The high resilience of the bacterioplankton community in the face of a catastrophic disturbance by a heavy Microcystis bloom.

The accumulation and breakdown of cyanobacterial blooms often causes catastrophic changes in the aquatic fauna of lakes. Recovery from these changes is always prolonged. However, little is known about the resilience and recovery of the bacterioplankton community composition (BCC) after this type of disturbance. In this study, we examined the resistance and resilience of the BCC following a Microcystis bloom disturbance with in situ mesocosm experiments with varying levels of Microcystis biomass ranging from 75 to 13 012 μg L(-1) , as measured by the chlorophyll-a concentration, over 13 days.

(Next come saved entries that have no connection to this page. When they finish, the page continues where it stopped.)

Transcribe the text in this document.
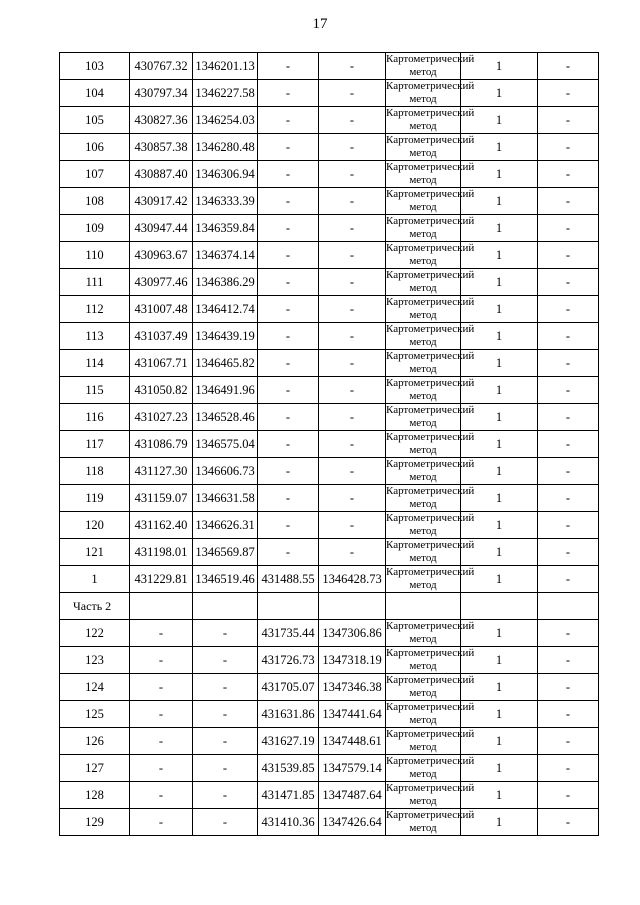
17
103	430767.32	1346201.13	-	-	Картометрический метод	1	-
104	430797.34	1346227.58	-	-	Картометрический метод	1	-
105	430827.36	1346254.03	-	-	Картометрический метод	1	-
106	430857.38	1346280.48	-	-	Картометрический метод	1	-
107	430887.40	1346306.94	-	-	Картометрический метод	1	-
108	430917.42	1346333.39	-	-	Картометрический метод	1	-
109	430947.44	1346359.84	-	-	Картометрический метод	1	-
110	430963.67	1346374.14	-	-	Картометрический метод	1	-
111	430977.46	1346386.29	-	-	Картометрический метод	1	-
112	431007.48	1346412.74	-	-	Картометрический метод	1	-
113	431037.49	1346439.19	-	-	Картометрический метод	1	-
114	431067.71	1346465.82	-	-	Картометрический метод	1	-
115	431050.82	1346491.96	-	-	Картометрический метод	1	-
116	431027.23	1346528.46	-	-	Картометрический метод	1	-
117	431086.79	1346575.04	-	-	Картометрический метод	1	-
118	431127.30	1346606.73	-	-	Картометрический метод	1	-
119	431159.07	1346631.58	-	-	Картометрический метод	1	-
120	431162.40	1346626.31	-	-	Картометрический метод	1	-
121	431198.01	1346569.87	-	-	Картометрический метод	1	-
1	431229.81	1346519.46	431488.55	1346428.73	Картометрический метод	1	-
Часть 2							
122	-	-	431735.44	1347306.86	Картометрический метод	1	-
123	-	-	431726.73	1347318.19	Картометрический метод	1	-
124	-	-	431705.07	1347346.38	Картометрический метод	1	-
125	-	-	431631.86	1347441.64	Картометрический метод	1	-
126	-	-	431627.19	1347448.61	Картометрический метод	1	-
127	-	-	431539.85	1347579.14	Картометрический метод	1	-
128	-	-	431471.85	1347487.64	Картометрический метод	1	-
129	-	-	431410.36	1347426.64	Картометрический метод	1	-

The BCC was assessed with denaturing gradient gel electrophoresis of 16S rRNA genes, followed by cloning and sequencing of the selected samples. We observed a strong shift of the BCC from the control on the first day of the bloom disturbance. The most dramatic change in the BCC occurred in the mesocosm with the highest Microcystis biomass, in which the dissolved oxygen varied strongly. However, we observed a rapid recovery of the BCC from day 7, when most of the investigated environmental factors had also recovered. On day 12, the BCC in the different mesocosms resembled the control at day 0 to a greater extent than during the accumulation and breakdown of the Microcystis bloom. Our study indicated that although the resistance of the BCC is low, the resilience is high, even following a catastrophic disturbance by a Microcystis bloom in a freshwater lake.